Nós bebemos dois vinhos orgânicos regionais: um rosé Marc Kreydenweiss Costières de Nîmes amadeirado, de 2011 e um tinto Roc d'Anglade 2012, de Languedoc. Quando terminamos, às 23h30, os sapos no jardim coaxavam; os touros mais ao longe mugiam.
Em 1996, o touro Camarga tornou-se a primeira carne bovina a receber o cobiçado selo governamental AOC (Denominação de Origem Controlada - DOC), que garante que os animais foram criados em pastos específicos. (esse selo é dado a produtos regionais, como essência de lavanda da Provença, azeitonas pretas de Nyons, lentilhas verdes de Auvérnia e ostras de Languedoc.)
Os touros foram poupados da doença da vaca louca, responsável por infectar animais que se alimentassem de carne e ossos.
- Foi oficialmente determinado que o touro é um alimento puro, ótimo para saúde. Foi um milagre - Arnal disse.
O touro é tanto respeitado quanto promovido na Camarga. As agências de turismo em Arles vendem canecas, pingentes e cartões-postais de touro. La Boutique des Passionnés carrega mais de 2 mil títulos de livros sobre touros, incluindo histórias, livros para decoração, livros de receita e romances; DVDs com brigas de touro; e CDs de música espanhola. Galerias de arte exibem retratos de touros. No antigo teatro romano de Arles, imagens de touros enfeitam os gessos.

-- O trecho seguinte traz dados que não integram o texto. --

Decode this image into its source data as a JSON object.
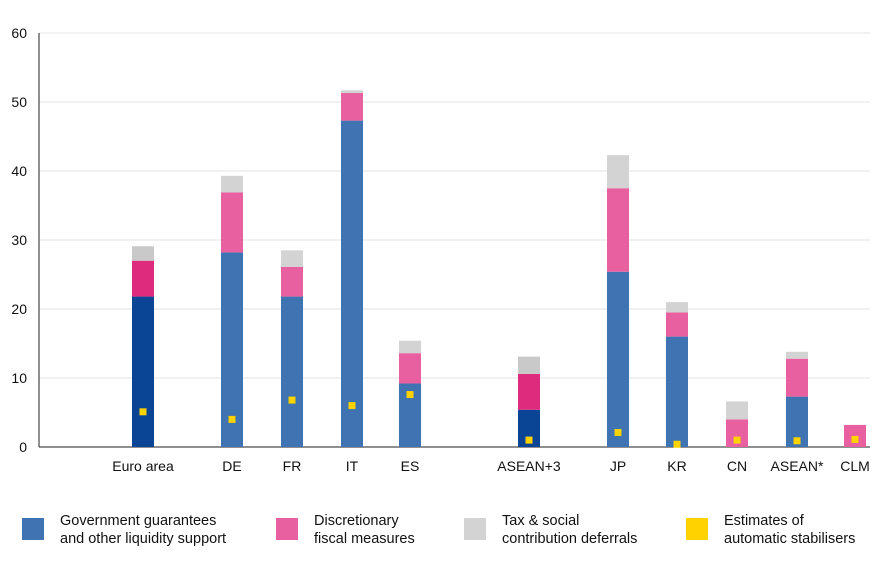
{
  "chart_data": {
    "type": "bar",
    "stacked": true,
    "ylim": [
      0,
      60
    ],
    "yticks": [
      0,
      10,
      20,
      30,
      40,
      50,
      60
    ],
    "grid": true,
    "legend_position": "bottom",
    "categories": [
      "Euro area",
      "DE",
      "FR",
      "IT",
      "ES",
      "ASEAN+3",
      "JP",
      "KR",
      "CN",
      "ASEAN*",
      "CLM"
    ],
    "aggregates": [
      "Euro area",
      "ASEAN+3"
    ],
    "series": [
      {
        "name": "Government guarantees and other liquidity support",
        "color": "#3f73b1",
        "aggregate_color": "#0a4595",
        "values": [
          21.8,
          28.2,
          21.8,
          47.3,
          9.2,
          5.4,
          25.4,
          16.0,
          0,
          7.3,
          0
        ]
      },
      {
        "name": "Discretionary fiscal measures",
        "color": "#e8609f",
        "aggregate_color": "#de2b7e",
        "values": [
          5.2,
          8.7,
          4.3,
          4.0,
          4.4,
          5.2,
          12.1,
          3.5,
          4.0,
          5.5,
          3.2
        ]
      },
      {
        "name": "Tax & social contribution deferrals",
        "color": "#d3d3d3",
        "aggregate_color": "#c9c9c9",
        "values": [
          2.1,
          2.4,
          2.4,
          0.4,
          1.8,
          2.5,
          4.8,
          1.5,
          2.6,
          1.0,
          0
        ]
      }
    ],
    "markers": {
      "name": "Estimates of automatic stabilisers",
      "color": "#ffd200",
      "values": [
        5.1,
        4.0,
        6.8,
        6.0,
        7.6,
        1.0,
        2.1,
        0.4,
        1.0,
        0.9,
        1.1
      ]
    }
  },
  "legend": [
    {
      "key": "guarantees",
      "color": "#3f73b1",
      "lines": [
        "Government guarantees",
        "and other liquidity support"
      ]
    },
    {
      "key": "discretionary",
      "color": "#e8609f",
      "lines": [
        "Discretionary",
        "fiscal measures"
      ]
    },
    {
      "key": "deferrals",
      "color": "#d3d3d3",
      "lines": [
        "Tax & social",
        "contribution deferrals"
      ]
    },
    {
      "key": "stabilisers",
      "color": "#ffd200",
      "lines": [
        "Estimates of",
        "automatic stabilisers"
      ]
    }
  ]
}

E, há a conexão americana. No início do século XX, o Marquês Folco de Baroncelli, um excêntrico aristocrata francês, convidou Buffalo Bill Cody e seu Dakota Sioux para trazerem seu show itinerante Wild West para sua propriedade em Camarga. O marquês, mais tarde, se correspondeu com um chefe Sioux chamado Jacob White Eyes e, às vezes, usava um cocar Sioux. Ele também usou a sabedoria e o romantismo do Wild West para ajudar a transformar as raças locais de touro e cavalos em uma profissão nobre.
Assim como hoje, antigamente o destino primário de um touro de Camarga não era o prato do jantar, mas o ringue. O objetivo é que o animal torne-se um rei ou uma rainha do "percurso" (a corrida), uma versão codificada e sem sangue da briga clássica de touros. As trombetas retumbam. O touro corre pela arena com uma roseta e outros adornos colocados nos chifres. O raseteur, um homem vestido de branco, empunhando um instrumento em forma de gancho em uma das mãos, deve tirá-la. Os raseteurs circulam e entram nas arquibancadas enquanto o touro se recarrega. Às vezes, o touro entra na arquibancada também. A audiência vai à loucura. Toca a abertura de "Carmen".
Para aprender mais, eu visitei Henri e Annie Laurent, que criam touros e cavalos em sua propriedade daqui. Esculturas e pinturas de cavalos e touros enchiam o ambiente; a cabeça de dois touros pretos espreitavam do alto de seus postos, nas paredes da biblioteca. A casa de tecidos Souleiado criou toalhas de mesa, serviços americanos e cortinas com a raça dos touros deles, e o estilista Jean-Paul Gaultier criou roupas ao estilo gaúcho para Annie Laurent. Turistas americanos de cruzeiros frequentemente param para fazer uma visita.
Patrick Laurent, o filho do casal, me disse que todos os touros têm um nome, e os cartazes que anunciam os eventos apresentam o touro, não o homem que vai desafiá-lo. Durante os anos, os touros ganham experiência, astúcia e savoir faire. Apenas os mais fracos (e são muitos poucos) são candidatos ao matadouro. (Touros que participam dos eventos são impedidos de receber o selo oficial AOC)
Goya, um touro da propriedade de Laurent, que morreu em 1986 aos quase 23 anos, era uma estrela tão importante que foi erguida uma estátua dele na cidade próxima de Beaucaire.
- A especialidade de Goya era que ele sempre mandava alguém para o hospital. Ele era um trapaceiro - exclamou Henri Laurent.
Patrick Laurent e eu dirigimos entre os touros em uma pick up. Cada um foi marcado com seu próprio número. A maioria nos deixou passar, mas um era tão espirituoso que correu e pulou perto da caminhonete como se quisesse brincar. Laurent apontou outro que mancava porque havia quebrado uma perna alguns anos antes.
- Já que ele era uma estrela vamos deixá-lo viver com dignidade e morrer de velhice. Talvez apenas um a cada mil seja um preguiçoso que não presta para nada. Só aí você os mata. E os come - ele disse.